All hail the stoop, a handsome chunk of stone carved into an accordion of steps, uniformly arranged as though plucked from a Nora Ephron set. Gazing out from a Brooklyn stoop – the borough considered the capital of this century-old tradition – the world feels on intimate, haphazard display, a hearty buffet for people watchers where public spats, romantic strolls, and adolescent drama are all on offer. As a 1987 New York Times article aptly stated, Brooklyn’s stoops are ringside seats on urban drama.
Until a few years ago, the stoop’s significance was lost on me, save for the occasional cheeky sit on those few glorious stoops not tucked behind a criminalizing fence. But as a proud beneficiary of a stoop fronting my 19th-century Park Slope brownstone rental, the veil has been lifted, and I can now see the sense of bliss and belonging a stoop sit provides. These elegant home entrances are woven into a neighborhood’s tapestry, an architectural totem of culture and community that bridges the divide between resident and neighbor in a way that the porch (or worse – terrace) simply cannot.
Stoops undoubtedly provide a focal point for socializing. (I once saw them described as neighborhood amphitheaters – brilliant!) But they’ve also historically been a resource for neighborhood safety, as it’s much easier to keep a watchful eye from the vantage point of a high step.
The Dutch are responsible for New York’s stoops. The name comes from the Dutch “stoep” (roughly translating to step or porch) and was brought over in the early 17th century. “Raised houses were common in the Netherlands due to the constant threat of flooding, requiring a stoep to reach the front door,” explains New York City historian Keith Taillon. “They brought that architectural sensibility to North America, but since there was less of a flood risk here, stoops were viewed as more of an ornamental feature at first.” Stoops also concealed service entrances that were typically located in the front of the townhome in lieu of a service alleyway. “There was an added benefit in that stoops lifted a home’s choicest rooms above the filth, noise, and stench of increasingly crowded, horse-clogged streets,” adds Taillon.

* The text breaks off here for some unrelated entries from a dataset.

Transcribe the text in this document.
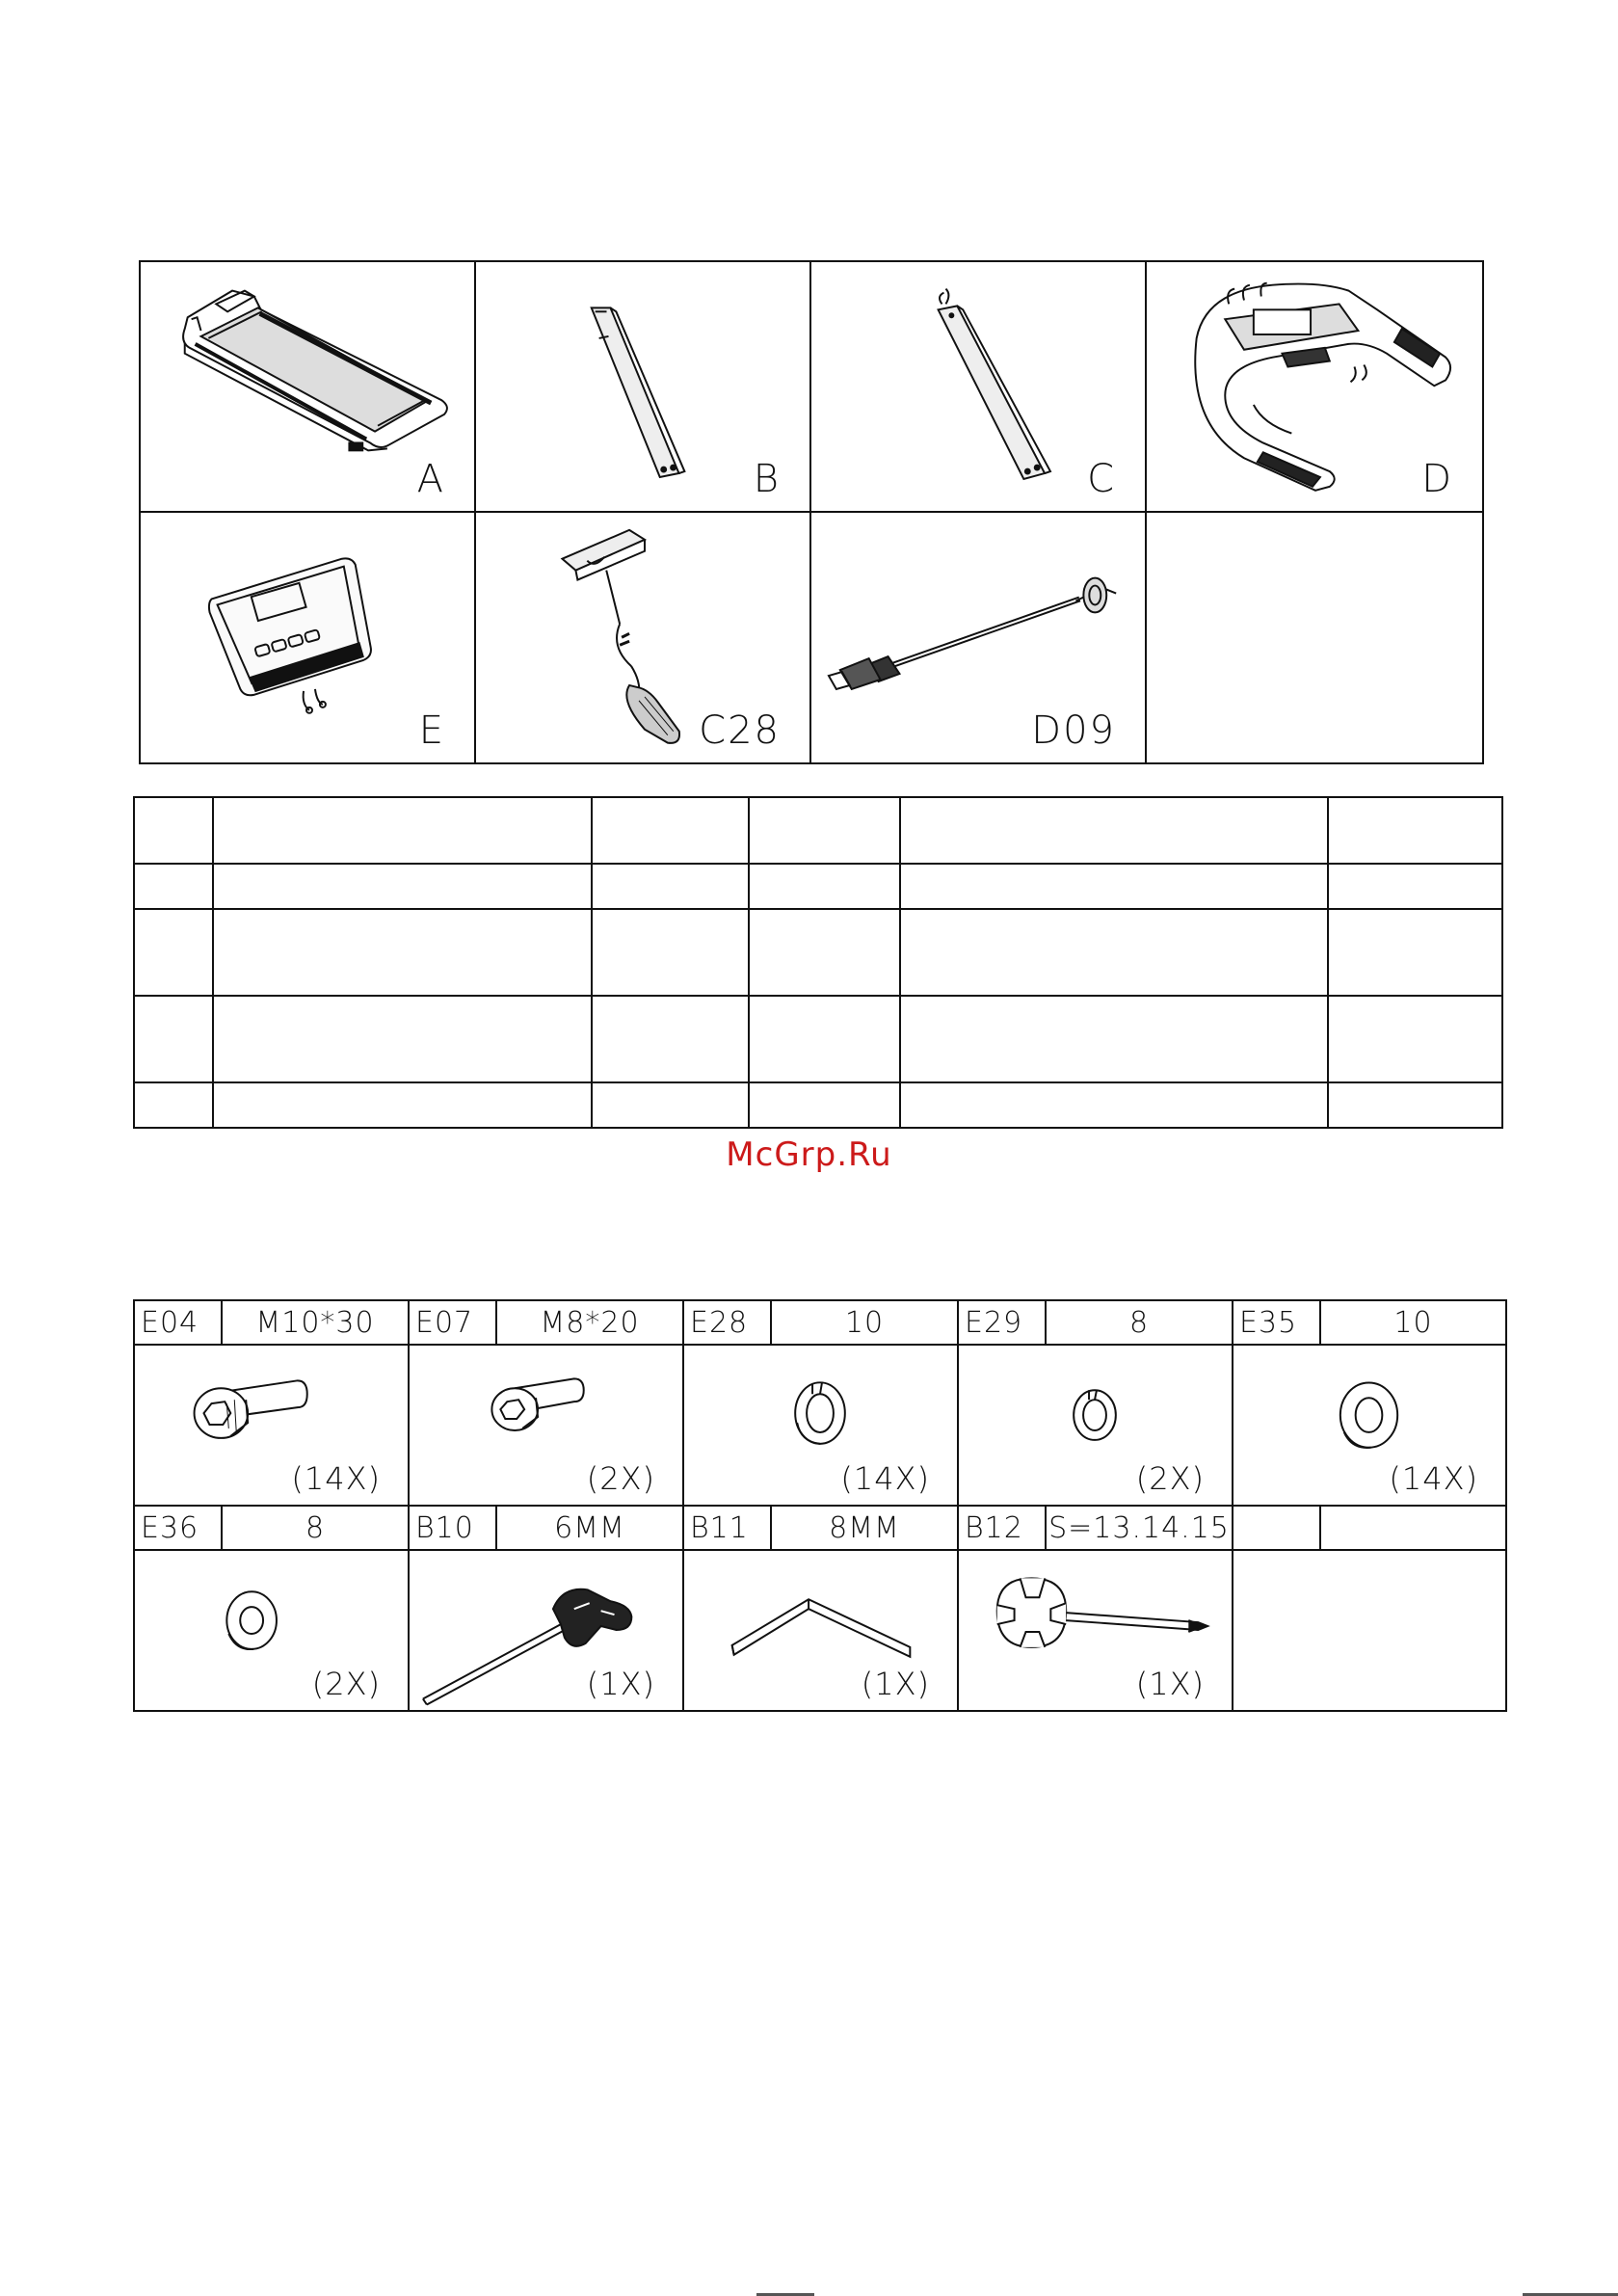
A	B	C	D
E	C28	D09

McGrp.Ru
E04	M10*30	E07	M8*20	E28	10	E29	8	E35	10

(14X)		(2X)		(14X)		(2X)		(14X)	

E36	8	B10	6MM	B11	8MM	B12	S=13.14.15		

(2X)		(1X)		(1X)		(1X)			
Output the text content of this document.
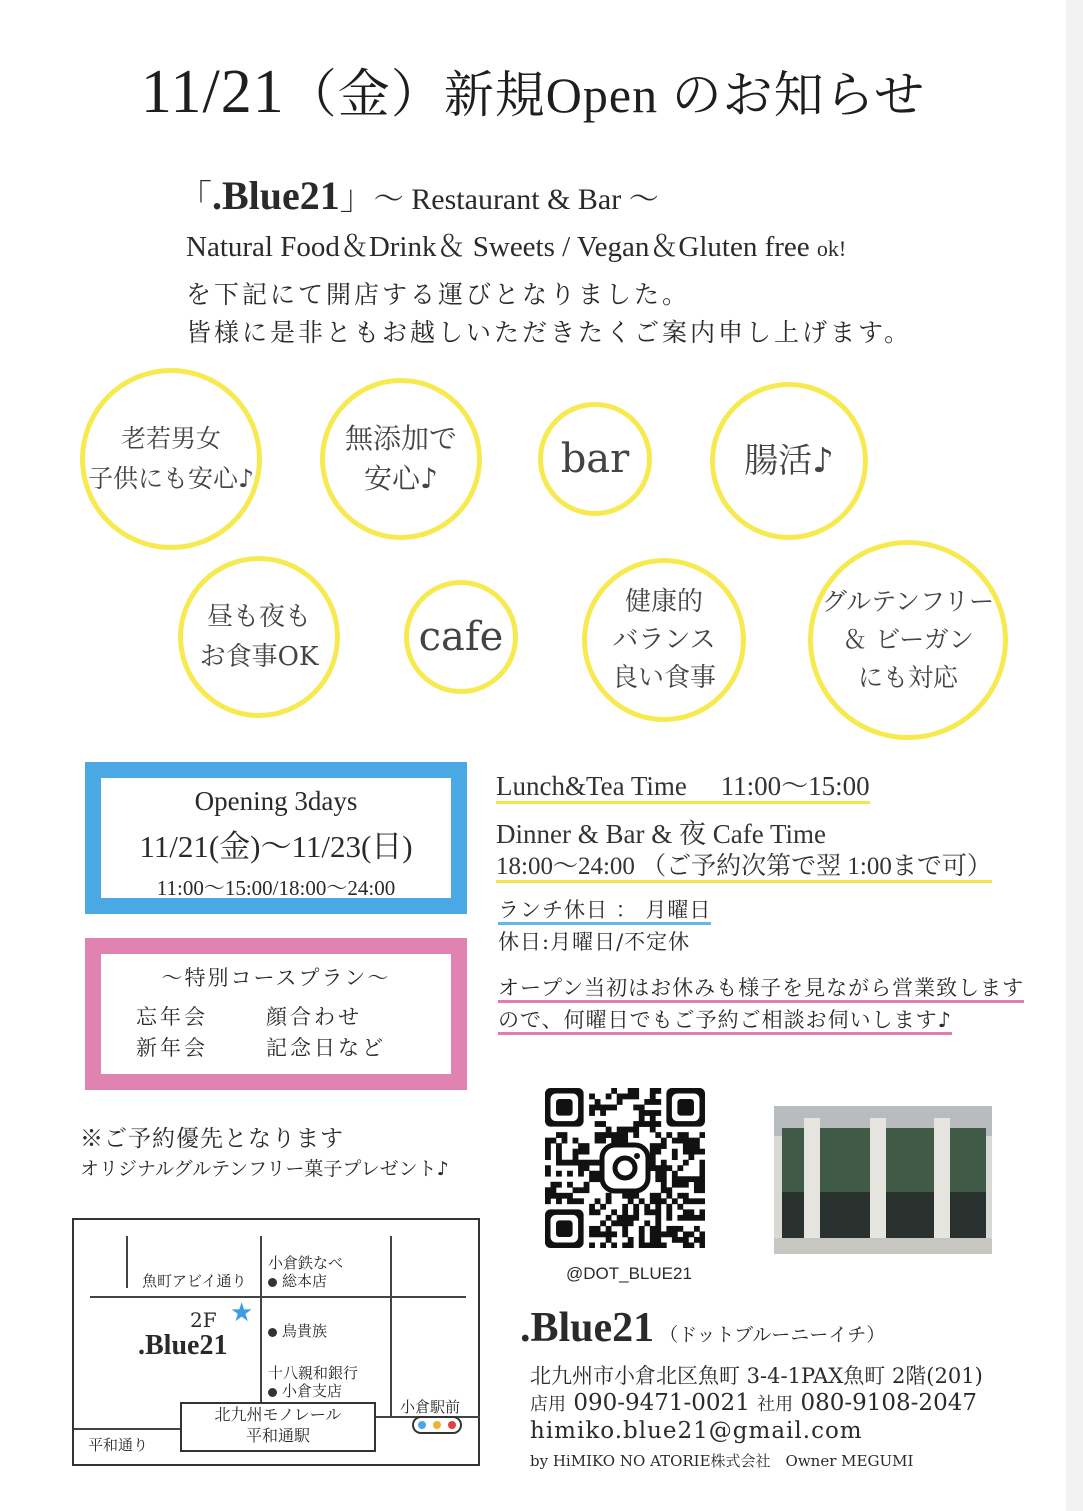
11/21（金）新規Open のお知らせ
「.Blue21」～ Restaurant & Bar ～
Natural Food＆Drink＆ Sweets / Vegan＆Gluten free ok!
を下記にて開店する運びとなりました。
皆様に是非ともお越しいただきたくご案内申し上げます。
老若男女
子供にも安心♪
無添加で
安心♪	bar	腸活♪
昼も夜も
お食事OK	cafe
健康的
バランス
良い食事
グルテンフリー
＆ ビーガン
にも対応
Opening 3days
11/21(金)～11/23(日)
11:00～15:00/18:00～24:00
～特別コースプラン～
忘年会	顔合わせ
新年会	記念日など
Lunch&Tea Time　 11:00～15:00
Dinner & Bar & 夜 Cafe Time
18:00～24:00 （ご予約次第で翌 1:00まで可）
ランチ休日 ： 月曜日
休日:月曜日/不定休
オープン当初はお休みも様子を見ながら営業致します
ので、何曜日でもご予約ご相談お伺いします♪
※ご予約優先となります
オリジナルグルテンフリー菓子プレゼント♪
魚町アビイ通り
2F ★
.Blue21
小倉鉄なべ
総本店
鳥貴族
十八親和銀行
小倉支店
北九州モノレール
平和通駅
小倉駅前
平和通り
@DOT_BLUE21
.Blue21 （ドットブルーニーイチ）
北九州市小倉北区魚町 3-4-1PAX魚町 2階(201)
店用 090-9471-0021 社用 080-9108-2047
himiko.blue21@gmail.com
by HiMIKO NO ATORIE株式会社　Owner MEGUMI
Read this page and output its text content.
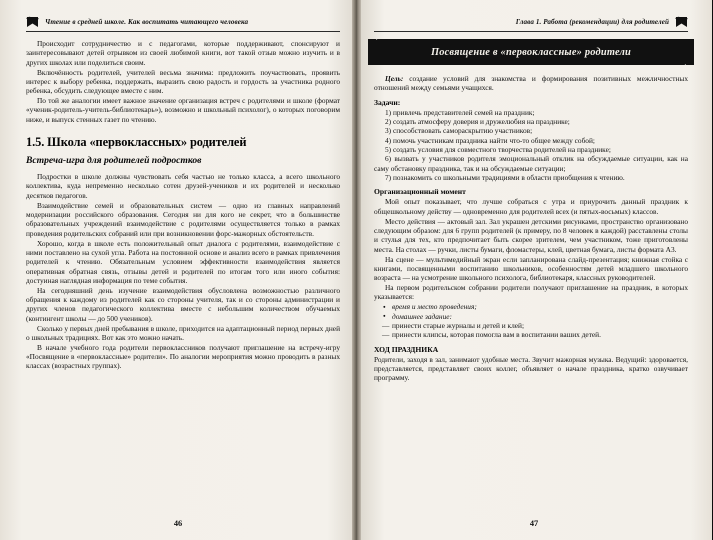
Чтение в средней школе. Как воспитать читающего человека

Происходит сотрудничество и с педагогами, которые поддерживают, спонсируют и заинтересовывают детей отрывком из своей любимой книги, вот такой отзыв можно изучить и в других школах или поделиться своим.

Включённость родителей, учителей весьма значима: предложить поучаствовать, проявить интерес к выбору ребенка, поддержать, выразить свою радость и гордость за участника родного ребенка, обсудить следующее вместе с ним.

По той же аналогии имеет важное значение организация встреч с родителями и школе (формат «ученик-родитель-учитель-библиотекарь»), возможно и школьный психолог), о которых поговорим ниже, и выпуск стенных газет по чтению.

1.5. Школа «первоклассных» родителей
Встреча-игра для родителей подростков

Подростки в школе должны чувствовать себя частью не только класса, а всего школьного коллектива, куда непременно несколько сотен друзей-учеников и их родителей и несколько десятков педагогов.

Взаимодействие семей и образовательных систем — одно из главных направлений модернизации российского образования. Сегодня ни для кого не секрет, что в большинстве образовательных учреждений взаимодействие с родителями осуществляется только в рамках проведения родительских собраний или при возникновении форс-мажорных обстоятельств.

Хорошо, когда в школе есть положительный опыт диалога с родителями, взаимодействие с ними поставлено на сухой угла. Работа на постоянной основе и анализ всего в рамках привлечения родителей к чтению. Обязательным условием эффективности взаимодействия является оперативная обратная связь, отзывы детей и родителей по итогам того или иного события: достуиная наглядная информация по теме события.

На сегодняшний день изучение взаимодействия обусловлена возможностью различного обращения к каждому из родителей как со стороны учителя, так и со стороны администрации и других членов педагогического коллектива вместе с небольшим количеством обучаемых (контингент школы — до 500 учеников).

Сколько у первых дней пребывания в школе, приходится на адаптационный период первых дней о школьных традициях. Вот как это можно начать.

В начале учебного года родители первоклассников получают приглашение на встречу-игру «Посвящение в «первоклассные» родители». По аналогии мероприятия можно проводить в разных классах (возрастных группах).

46
Глава 1. Работа (рекомендации) для родителей
Посвящение в «первоклассные» родители

Цель: создание условий для знакомства и формирования позитивных межличностных отношений между семьями учащихся.

Задачи:
1) привлечь представителей семей на праздник;
2) создать атмосферу доверия и дружелюбия на празднике;
3) способствовать самораскрытию участников;
4) помочь участникам праздника найти что-то общее между собой;
5) создать условия для совместного творчества родителей на празднике;
6) вызвать у участников родителя эмоциональный отклик на обсуждаемые ситуации, как на саму обстановку праздника, так и на обсуждаемые ситуации;
7) познакомить со школьными традициями в области приобщения к чтению.
Организационный момент

Мой опыт показывает, что лучше собраться с утра и приурочить данный праздник к общешкольному действу — одновременно для родителей всех (и пятых-восьмых) классов.

Место действия — актовый зал. Зал украшен детскими рисунками, пространство организовано следующим образом: для 6 групп родителей (к примеру, по 8 человек в каждой) расставлены столы и стулья для тех, кто предпочитает быть скорее зрителем, чем участником, тоже приготовлены места. На столах — ручки, листы бумаги, фломастеры, клей, цветная бумага, листы формата А3.

На сцене — мультимедийный экран если запланирована слайд-презентация; книжная стойка с книгами, посвященными воспитанию школьников, особенностям детей младшего школьного возраста — на усмотрение школьного психолога, библиотекаря, классных руководителей.

На первом родительском собрании родители получают приглашение на праздник, в которых указывается:

● время и место проведения;
● домашнее задание:
— принести старые журналы и детей и клей;
— принести клипсы, которая помогла вам в воспитании ваших детей.
ХОД ПРАЗДНИКА

Родители, заходя в зал, занимают удобные места. Звучит мажорная музыка. Ведущий: здоровается, представляется, представляет своих коллег, объявляет о начале праздника, кратко озвучивает программу.

47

But around the 1880s, a period the historian describes as the “apex” of high stoops, they began to fall out of fashion, signaling a shift towards the new American basement houses of the 1890s, then modernization efforts of the early 20th century, and finally, the push to carve single-family homes up into apartments. “This all meant that by the 1950s, thousands of stoops had vanished from the streetscape,” he explains.
However, this is not where the story ends. In the 1960s, a novel idea snowballed into action: historic districts. “They were created as part of a reaction to what was viewed as over-modernization and excessive demolition in the city (see: Penn Station),” says Taillon. Old was new, and the stoop was back in favor at long last. In fact, he notes that buyer’s guides from the 1970s often included instructions on how to properly rebuild a missing stoop. If it weren’t for these conservationists, the stoop as we know it may have been swallowed up into the ether of time.
From that period on, the sanctity of the stoop has only grown, bolstered in large part by popular culture. Spike Lee’s depiction of Brooklyn stoops certainly comes to mind, whether the film poster for his 1994 film Crooklyn or, of course, Do the Right Thing, which was shot in Bedford-Stuyvesant; sacred ground for stoop-lovers. There’s also HBO’s Girls, (Hannah, Marnie, Shoshanna, and Jessa assembled on a Greenpoint stoop is a vignette etched into my memory). Even the steps at 123 Sesame Street are an immortalized visual—anchored by the almighty NYC stoop.
New Yorker Maddy Boardman tied the knot on her Brooklyn stoop in 2022, beside iron railings encircled with what she calls fluffy clouds of baby’s breath. “My husband and I moved into that apartment in 2019, got engaged in 2020, and were married in 2022, so we spent a lot of time at home, specifically on the stoop,” she says. In fact, one of her neighbors officiated the ceremony; a testament to the stoop’s liaison-like effects.
But the community feel of NYC’s stoops was perhaps most palpable during the pandemic. Marija Abney, the founder and executive director of The Soapbox Presents, says her team started activating on the streets of NYC in June 2020. “It was a time of panic and devastation. It was also a time of social unrest. My community needed something, I needed something,” she says. In 2021, The Soapbox Presents introduced its Stoop Sessions, a sort of pop-up block party for celebrating Black and brown cultures through live music and dancing. “We created a space for us to commune, resist, be rejuvenated and revived as we celebrate the brilliance of Black and brown people through art.”
As Pollyannaish as it may sound, for me, the stoop is the embodiment of human connection. Most of my days end with at least a few minutes on the stoop. I shake out my red gingham blanket, pour a glass of wine, and ease into the evening, watching the nearby gas lamps flicker, the neighborhood’s resident black squirrel makes its leaps from branch to branch, and my fellow stoop’ers untangle from their day. The world slows down, the light begins to dip behind the crown of the brownstones across the street—and for at least a few moments, there is no world outside of the stoop’s magical enclave.